Once the implications of the possible disasters on the model are understood, the work explores the development of policy guidelines to ensure system sustainability. In the previous work, the authors have successfully used optimal control theory and dynamic optimization to develop time dependent control strategies using Fisher information based objectives [4, 5, 6, 7]. This work will implement a refinement of the formulation. Fisher information based sustainability hypothesis states that major regime shifts in the model are manifested by a drop in the Fisher information [8]. Such a drop in the Fisher information value has been illustrated for the considered model system [4]. Based on this, in addition to minimization of Fisher information variation objective (considered in the past work), this work includes an additional objective in the control problem. The multi-objective problem also tries to minimize large and consistent drop in the absolute value of the Fisher information. The results for the control problem solution will then be compared with those for the single objective problem. The results will highlight the relative importance of these different objectives and will therefore be useful pointers to developing policy guidelines.

6. Summary

Holistic consideration of the ecological, economic and social/legal dimensions of sustainability is important. Towards that objective, this work analyzes an integrated ecological-economic-social model. Scenario analysis on the model is carried out to predict implications of future catastrophic events causing sudden and severe disturbance. The work then focuses on the development of effective management strategies to ensure model sustainability using Fisher information based objectives (single as well as multiple objectives). The study is expected to put forth relevant and important issues, and suggest policy options to ensure global sustainability.

References

[1] C. Tomlinson. Our Common Future, World Commission on Environment and Development, Oxford University Press, Oxford, 1987, p 383.

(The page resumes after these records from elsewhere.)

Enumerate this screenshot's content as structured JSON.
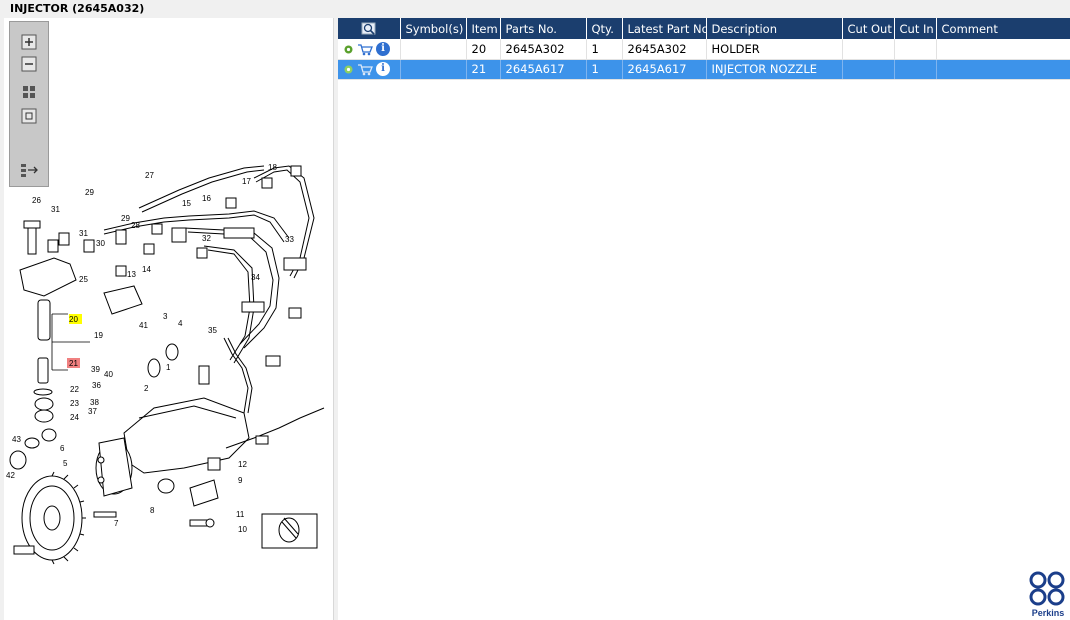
{
  "window": {
    "title": "INJECTOR (2645A032)"
  },
  "toolbar": {
    "zoom_in_icon": "zoom-in-icon",
    "zoom_out_icon": "zoom-out-icon",
    "fit_icon": "fit-page-icon",
    "actual_size_icon": "actual-size-icon",
    "export_icon": "export-icon"
  },
  "diagram": {
    "callouts": [
      "26",
      "31",
      "29",
      "27",
      "18",
      "17",
      "16",
      "15",
      "29",
      "28",
      "31",
      "30",
      "32",
      "14",
      "13",
      "33",
      "25",
      "34",
      "20",
      "19",
      "41",
      "3",
      "4",
      "35",
      "21",
      "39",
      "40",
      "2",
      "1",
      "22",
      "36",
      "23",
      "38",
      "24",
      "37",
      "43",
      "6",
      "12",
      "5",
      "42",
      "9",
      "8",
      "11",
      "7",
      "10"
    ],
    "highlighted": {
      "20": "#ffff00",
      "21": "#f08080"
    }
  },
  "table": {
    "columns": [
      "",
      "Symbol(s)",
      "Item",
      "Parts No.",
      "Qty.",
      "Latest Part No.",
      "Description",
      "Cut Out",
      "Cut In",
      "Comment"
    ],
    "rows": [
      {
        "item": "20",
        "parts_no": "2645A302",
        "qty": "1",
        "latest": "2645A302",
        "description": "HOLDER",
        "cut_out": "",
        "cut_in": "",
        "comment": ""
      },
      {
        "item": "21",
        "parts_no": "2645A617",
        "qty": "1",
        "latest": "2645A617",
        "description": "INJECTOR NOZZLE",
        "cut_out": "",
        "cut_in": "",
        "comment": ""
      }
    ]
  },
  "brand": {
    "name": "Perkins",
    "color": "#1b3e8a"
  },
  "colors": {
    "header": "#1b3e6e",
    "selected_row": "#3d93ea"
  }
}
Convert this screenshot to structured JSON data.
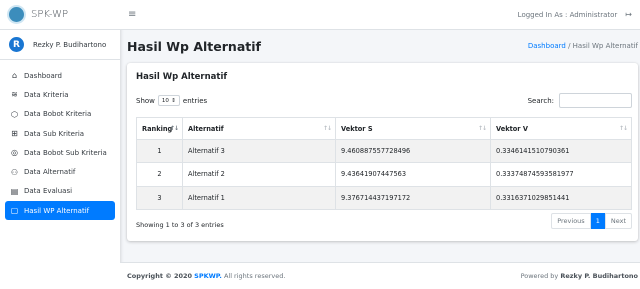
{
  "brand": {
    "name": "SPK-WP"
  },
  "user": {
    "initial": "R",
    "name": "Rezky P. Budihartono"
  },
  "sidebar": {
    "items": [
      {
        "label": "Dashboard",
        "icon": "home-icon",
        "glyph": "⌂"
      },
      {
        "label": "Data Kriteria",
        "icon": "layers-icon",
        "glyph": "≋"
      },
      {
        "label": "Data Bobot Kriteria",
        "icon": "cube-icon",
        "glyph": "⬡"
      },
      {
        "label": "Data Sub Kriteria",
        "icon": "grid-icon",
        "glyph": "⊞"
      },
      {
        "label": "Data Bobot Sub Kriteria",
        "icon": "target-icon",
        "glyph": "◎"
      },
      {
        "label": "Data Alternatif",
        "icon": "users-icon",
        "glyph": "⚇"
      },
      {
        "label": "Data Evaluasi",
        "icon": "document-icon",
        "glyph": "▤"
      },
      {
        "label": "Hasil WP Alternatif",
        "icon": "clipboard-icon",
        "glyph": "▢",
        "active": true
      }
    ]
  },
  "topbar": {
    "logged_in": "Logged In As : Administrator"
  },
  "header": {
    "title": "Hasil Wp Alternatif",
    "breadcrumb_link": "Dashboard",
    "breadcrumb_sep": "/",
    "breadcrumb_current": "Hasil Wp Alternatif"
  },
  "card": {
    "title": "Hasil Wp Alternatif",
    "show_label": "Show",
    "entries_value": "10",
    "entries_label": "entries",
    "search_label": "Search:",
    "search_value": ""
  },
  "table": {
    "columns": [
      "Ranking",
      "Alternatif",
      "Vektor S",
      "Vektor V"
    ],
    "rows": [
      [
        "1",
        "Alternatif 3",
        "9.460887557728496",
        "0.3346141510790361"
      ],
      [
        "2",
        "Alternatif 2",
        "9.43641907447563",
        "0.33374874593581977"
      ],
      [
        "3",
        "Alternatif 1",
        "9.376714437197172",
        "0.3316371029851441"
      ]
    ]
  },
  "pagination": {
    "info": "Showing 1 to 3 of 3 entries",
    "previous": "Previous",
    "current": "1",
    "next": "Next"
  },
  "footer": {
    "copyright": "Copyright © 2020",
    "brand": "SPKWP.",
    "rights": "All rights reserved.",
    "powered_prefix": "Powered by",
    "powered_name": "Rezky P. Budihartono"
  },
  "colors": {
    "primary": "#007bff",
    "brand_logo": "#3c8dbc",
    "avatar": "#1976d2"
  }
}
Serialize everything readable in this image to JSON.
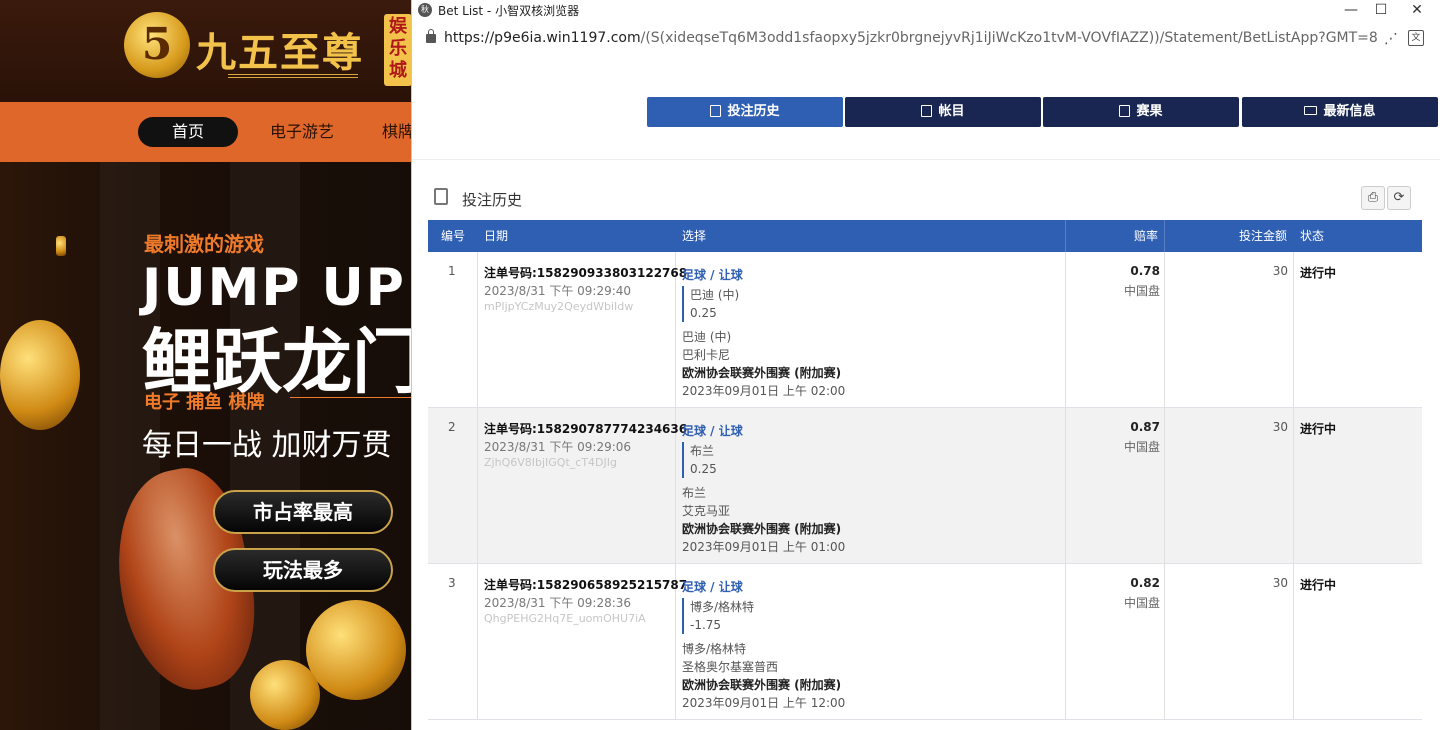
{
  "background": {
    "logo_mark": "5",
    "logo_text": "九五至尊",
    "logo_badge": "娱乐城",
    "nav": [
      "首页",
      "电子游艺",
      "棋牌"
    ],
    "tagline": "最刺激的游戏",
    "headline_en": "JUMP UP",
    "headline_cn": "鲤跃龙门",
    "categories": "电子  捕鱼  棋牌",
    "slogan": "每日一战  加财万贯",
    "pill_1": "市占率最高",
    "pill_2": "玩法最多"
  },
  "window": {
    "app_icon": "秋",
    "title": "Bet List - 小智双核浏览器",
    "btn_min": "—",
    "btn_max": "☐",
    "btn_close": "✕"
  },
  "address": {
    "url_main": "https://p9e6ia.win1197.com",
    "url_path": "/(S(xideqseTq6M3odd1sfaopxy5jzkr0brgnejyvRj1iJiWcKzo1tvM-VOVfIAZZ))/Statement/BetListApp?GMT=8",
    "share_glyph": "⋰",
    "translate_glyph": "文"
  },
  "topnav": {
    "history": "投注历史",
    "account": "帐目",
    "results": "赛果",
    "news": "最新信息"
  },
  "section": {
    "title": "投注历史",
    "print_glyph": "⎙",
    "refresh_glyph": "⟳"
  },
  "table": {
    "headers": {
      "no": "编号",
      "date": "日期",
      "selection": "选择",
      "odds": "赔率",
      "stake": "投注金额",
      "status": "状态"
    },
    "rows": [
      {
        "no": "1",
        "ticket": "注单号码:158290933803122768",
        "time": "2023/8/31 下午 09:29:40",
        "ref": "mPIjpYCzMuy2QeydWbiIdw",
        "sport": "足球 / 让球",
        "pick": "巴迪 (中)",
        "line": "0.25",
        "team1": "巴迪 (中)",
        "team2": "巴利卡尼",
        "league": "欧洲协会联赛外围赛 (附加赛)",
        "match_time": "2023年09月01日 上午 02:00",
        "odds": "0.78",
        "odds_type": "中国盘",
        "stake": "30",
        "status": "进行中"
      },
      {
        "no": "2",
        "ticket": "注单号码:158290787774234636",
        "time": "2023/8/31 下午 09:29:06",
        "ref": "ZjhQ6V8IbjIGQt_cT4DJIg",
        "sport": "足球 / 让球",
        "pick": "布兰",
        "line": "0.25",
        "team1": "布兰",
        "team2": "艾克马亚",
        "league": "欧洲协会联赛外围赛 (附加赛)",
        "match_time": "2023年09月01日 上午 01:00",
        "odds": "0.87",
        "odds_type": "中国盘",
        "stake": "30",
        "status": "进行中"
      },
      {
        "no": "3",
        "ticket": "注单号码:158290658925215787",
        "time": "2023/8/31 下午 09:28:36",
        "ref": "QhgPEHG2Hq7E_uomOHU7iA",
        "sport": "足球 / 让球",
        "pick": "博多/格林特",
        "line": "-1.75",
        "team1": "博多/格林特",
        "team2": "圣格奥尔基塞普西",
        "league": "欧洲协会联赛外围赛 (附加赛)",
        "match_time": "2023年09月01日 上午 12:00",
        "odds": "0.82",
        "odds_type": "中国盘",
        "stake": "30",
        "status": "进行中"
      }
    ]
  },
  "colors": {
    "primary_blue": "#2f5fb3",
    "navy": "#182651",
    "site_orange": "#e0672a"
  }
}
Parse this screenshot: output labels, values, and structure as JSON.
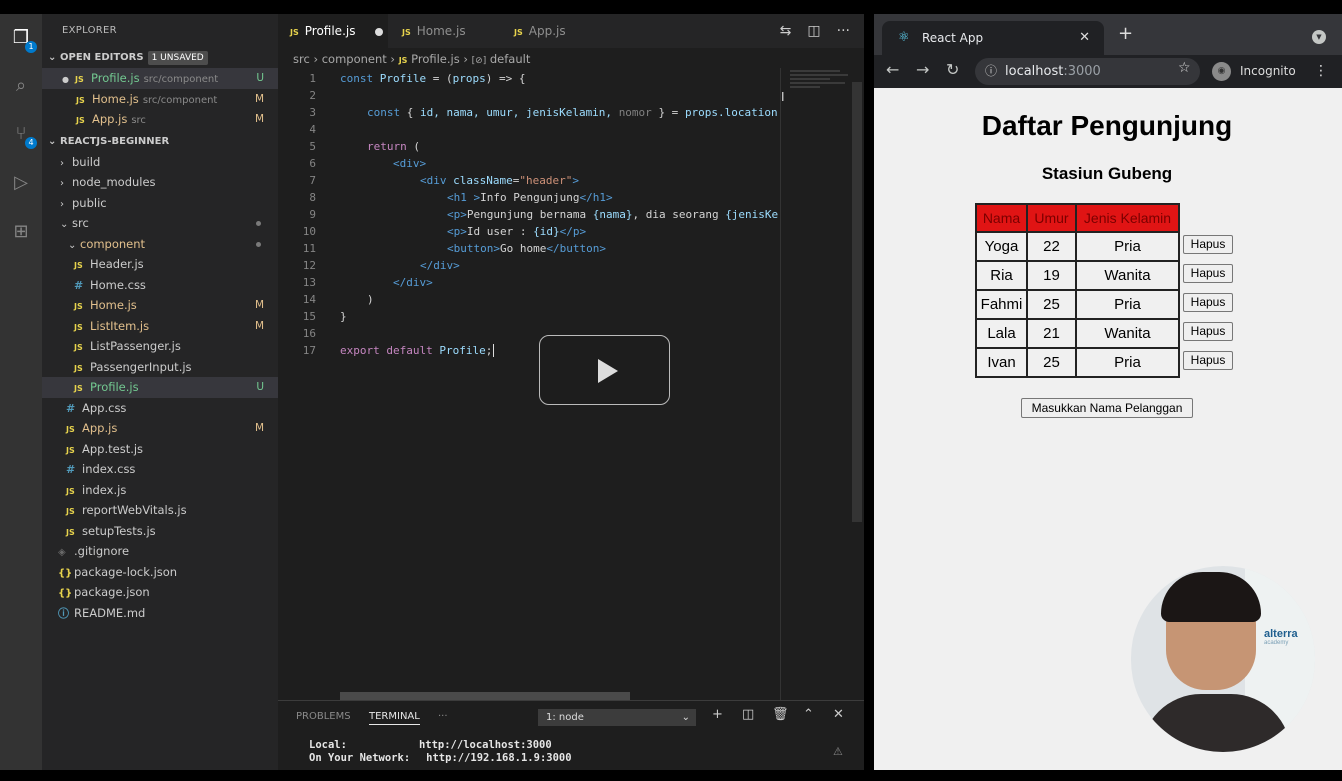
{
  "explorer": {
    "title": "EXPLORER",
    "open_editors_label": "OPEN EDITORS",
    "unsaved_badge": "1 UNSAVED",
    "open_editors": [
      {
        "name": "Profile.js",
        "path": "src/component",
        "status": "U"
      },
      {
        "name": "Home.js",
        "path": "src/component",
        "status": "M"
      },
      {
        "name": "App.js",
        "path": "src",
        "status": "M"
      }
    ],
    "project_label": "REACTJS-BEGINNER",
    "tree": [
      {
        "name": "build"
      },
      {
        "name": "node_modules"
      },
      {
        "name": "public"
      },
      {
        "name": "src"
      },
      {
        "name": "component"
      },
      {
        "name": "Header.js"
      },
      {
        "name": "Home.css"
      },
      {
        "name": "Home.js",
        "status": "M"
      },
      {
        "name": "ListItem.js",
        "status": "M"
      },
      {
        "name": "ListPassenger.js"
      },
      {
        "name": "PassengerInput.js"
      },
      {
        "name": "Profile.js",
        "status": "U"
      },
      {
        "name": "App.css"
      },
      {
        "name": "App.js",
        "status": "M"
      },
      {
        "name": "App.test.js"
      },
      {
        "name": "index.css"
      },
      {
        "name": "index.js"
      },
      {
        "name": "reportWebVitals.js"
      },
      {
        "name": "setupTests.js"
      },
      {
        "name": ".gitignore"
      },
      {
        "name": "package-lock.json"
      },
      {
        "name": "package.json"
      },
      {
        "name": "README.md"
      }
    ],
    "activity_badges": {
      "explorer": "1",
      "scm": "4"
    }
  },
  "tabs": [
    {
      "label": "Profile.js"
    },
    {
      "label": "Home.js"
    },
    {
      "label": "App.js"
    }
  ],
  "breadcrumb": {
    "seg1": "src",
    "seg2": "component",
    "seg3": "Profile.js",
    "seg4": "default"
  },
  "code_lines": [
    "1",
    "2",
    "3",
    "4",
    "5",
    "6",
    "7",
    "8",
    "9",
    "10",
    "11",
    "12",
    "13",
    "14",
    "15",
    "16",
    "17"
  ],
  "code": {
    "l1_const": "const",
    "l1_name": "Profile",
    "l1_rest": "= (",
    "l1_param": "props",
    "l1_end": ") => {",
    "l3_const": "const",
    "l3_open": "{",
    "l3_vars": "id, nama, umur, jenisKelamin,",
    "l3_nomor": "nomor",
    "l3_close": "} =",
    "l3_props": "props.location",
    "l5_return": "return",
    "l5_paren": "(",
    "l6": "<div>",
    "l7_open": "<div",
    "l7_attr": "className",
    "l7_eq": "=",
    "l7_str": "\"header\"",
    "l7_close": ">",
    "l8_open": "<h1 >",
    "l8_text": "Info Pengunjung",
    "l8_close": "</h1>",
    "l9_open": "<p>",
    "l9_text": "Pengunjung bernama",
    "l9_expr": "{nama}",
    "l9_text2": ", dia seorang",
    "l9_expr2": "{jenisKe",
    "l10_open": "<p>",
    "l10_text": "Id user : ",
    "l10_expr": "{id}",
    "l10_close": "</p>",
    "l11_open": "<button>",
    "l11_text": "Go home",
    "l11_close": "</button>",
    "l12": "</div>",
    "l13": "</div>",
    "l14": ")",
    "l15": "}",
    "l17_export": "export default",
    "l17_name": "Profile",
    "l17_semi": ";"
  },
  "panel": {
    "problems": "PROBLEMS",
    "terminal": "TERMINAL",
    "more": "···",
    "terminal_select": "1: node",
    "line1_label": "Local:",
    "line1_url": "http://localhost:3000",
    "line2_label": "On Your Network:",
    "line2_url": "http://192.168.1.9:3000"
  },
  "browser": {
    "tab_title": "React App",
    "url_host": "localhost",
    "url_port": ":3000",
    "incognito": "Incognito"
  },
  "page": {
    "title": "Daftar Pengunjung",
    "subtitle": "Stasiun Gubeng",
    "columns": [
      "Nama",
      "Umur",
      "Jenis Kelamin"
    ],
    "rows": [
      [
        "Yoga",
        "22",
        "Pria"
      ],
      [
        "Ria",
        "19",
        "Wanita"
      ],
      [
        "Fahmi",
        "25",
        "Pria"
      ],
      [
        "Lala",
        "21",
        "Wanita"
      ],
      [
        "Ivan",
        "25",
        "Pria"
      ]
    ],
    "delete_label": "Hapus",
    "add_button": "Masukkan Nama Pelanggan"
  },
  "webcam": {
    "logo": "alterra",
    "logo_sub": "academy"
  },
  "colors": {
    "table_header_bg": "#e01414",
    "vscode_accent": "#007acc"
  }
}
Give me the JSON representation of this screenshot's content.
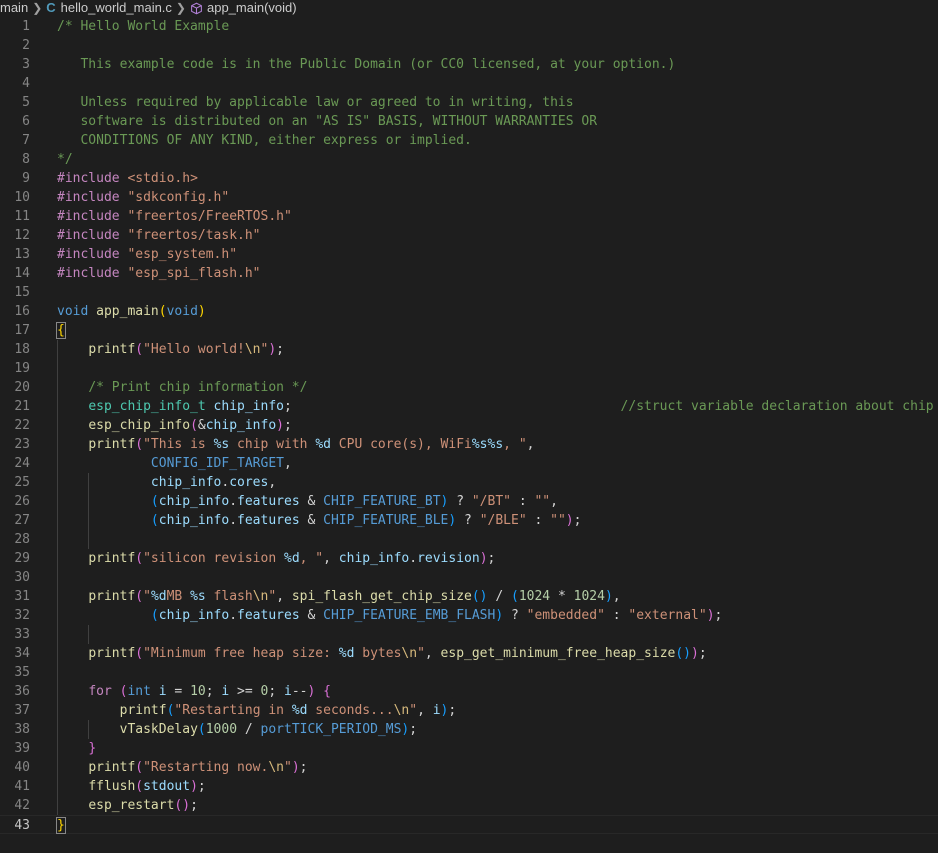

[2] H. Cabezas, C. Pawlowski, A. Mayer, & N.T. Hoagland (2005). Simulated experiments with complex sustainable systems: Ecology and technology. Resources Conservation and Recycling, 44:279–291, 2005.

[3] H.Wm.Jr. Whitmore, C. Pawlowski, and H. Cabezas. Integration of an economy under imperfect competition with a twelve-cell ecological model. Technical Report EPA/600/R-06/046, USEPA, 2006.

[4] Y. Shastri, U. Diwekar, H. Cabezas and J. Williamson. Is sustainability achievable? Exploring the limits of sustainability through model system. Environmental Science & Technology, Under review

[5] Y. Shastri & U. Diwekar (2006a). Sustainable ecosystem management using optimal control theory: Part 1 (Deterministic systems). Journal of Theoretical Biology, 241: 506–521.

[6] Y. Shastri & U. Diwekar (2006b). Sustainable ecosystem management using optimal control theory: Part 2 (Stochastic systems). Journal of Theoretical Biology, 241: 522–532.

[7] Y. Shastri, U. Diwekar and H. Cabezas. Optimal control for sustainable environmental management. Environmental Science & Technology, Under review

[8] H. Cabezas & B. Fath (2002). Towards a theory of sustainable systems. Fluid Phase Equilibria, 2, 184–197.